Tri-State Project - Impact of Salinity on Horticulture in the Lower Murray
The project, started in November 2003 and to finish in early 2007, is split into two stages and deliverables are spread over agreed milestones.
Stage 1: Specific tasks and main deliverables for Stage 1 are:
- A detailed literature review of the salinity relationships for the commonly grown crops (grape, citrus, stone fruit, melon and vegetables) in the Lower Murray region;
- Identify the knowledge gap in salinity relationships;
- Explore the salinity implications of the leaching efficiency and its variance and prepare a focussed plan for field studies; and
- Develop a framework for the economic assessment of the salinity hazard.
Stage 2: As a follow up of stage 1, the original project submission listed the following three main activities for stage 2:
- Use chloride as a natural tracer in the soil profiles at suitable field sites (where the season’s irrigation practices have been recorded) to estimate leaching efficiency and its variance;
- Use the models ‘VineLOGIC’ and ‘Swagman’ (for Citrus) to simulate salinity inputs versus outputs on selected vineyards and orchards; and
- Assess the implications of the project outcomes in relation to the salinity and drainage management strategies.
The original submission identified that stage 1 findings may lead to revision of the stage 2 field investigations. It is now proposed that the stage 2 investigations also include field experimentation for measuring and subsequent modelling of the soil-water-plant-atmosphere transport processes.
An economic analysis was carried out on this project, looking at the following benefits: productivity and profitability; environmental; and social. Download economic analysis.
- To determine the salinity relationships for irrigated horticulture along the lower Murray: Riverland, Sunraysia and NSW
- Determine the variance of EC (soil water) in the field under known soil conditions and irrigation management
- Simulate the performance of the main crops under different scenarios of river salinity at Morgan
- Provide input to the implementation of the Salinity Strategy and Integrated Catchment Management Plan of the Murray-Darling Basin and the Living Murray initiative.

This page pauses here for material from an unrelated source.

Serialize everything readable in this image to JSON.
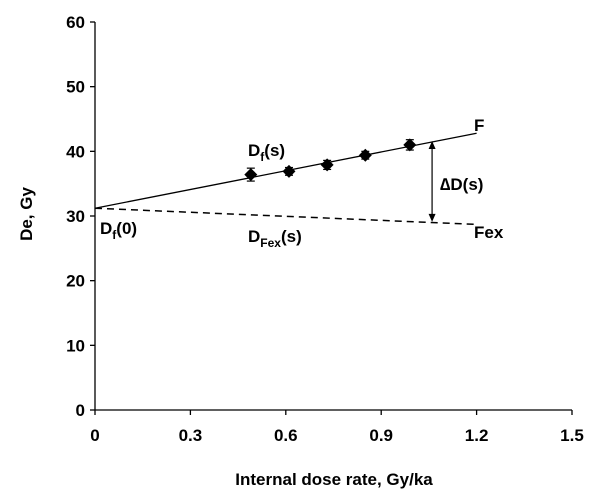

The project is substantially improving our understanding of leaching efficiency and the amount of water required as a leaching fraction. The results of the project will inform the new NPSI project Root zone water, salinity and nutrient management under precision irrigation (SRD8).
Irrigated horticulture in the Lower Murray (Riverland-Sunraysia) region contributes a ‘gate-value’ of about $ 2.5 billion a year to the national economy. As a consequence of improved irrigation practices over the years, there is a risk emerging of a salinity build-up in the root zone, threatening the sustainability of this region. During the past two decades the water use efficiency (WUE) of irrigated horticulture in this region has gradually increased from about 50 to 80% as a consequence of improved irrigation systems and management. With the objective to manage the irrigation impact on the river water quality and health of the floodplains, the River Murray Catchment Water Management Board introduced an 85% target of WUE in the current Water Allocation Plan.
In the Lower Murray Region the irrigation water salinity is typically about 0.4 dS m-1 and with 15% leaching the average salinity (ECe) in the root zone should be around 0.6 dS m-1. However field surveys indicate that the root zone salinity is often greater than 1.3 dS m-1 with considerable variance. In order to understand and manage this salinity hazard, a ‘Tri-State Salinity’ syndicate of Government agencies from western NSW, Victoria and South Australia (with support from federal agencies) was formed to undertake laboratory and field scale studies for irrigated horticulture in this region.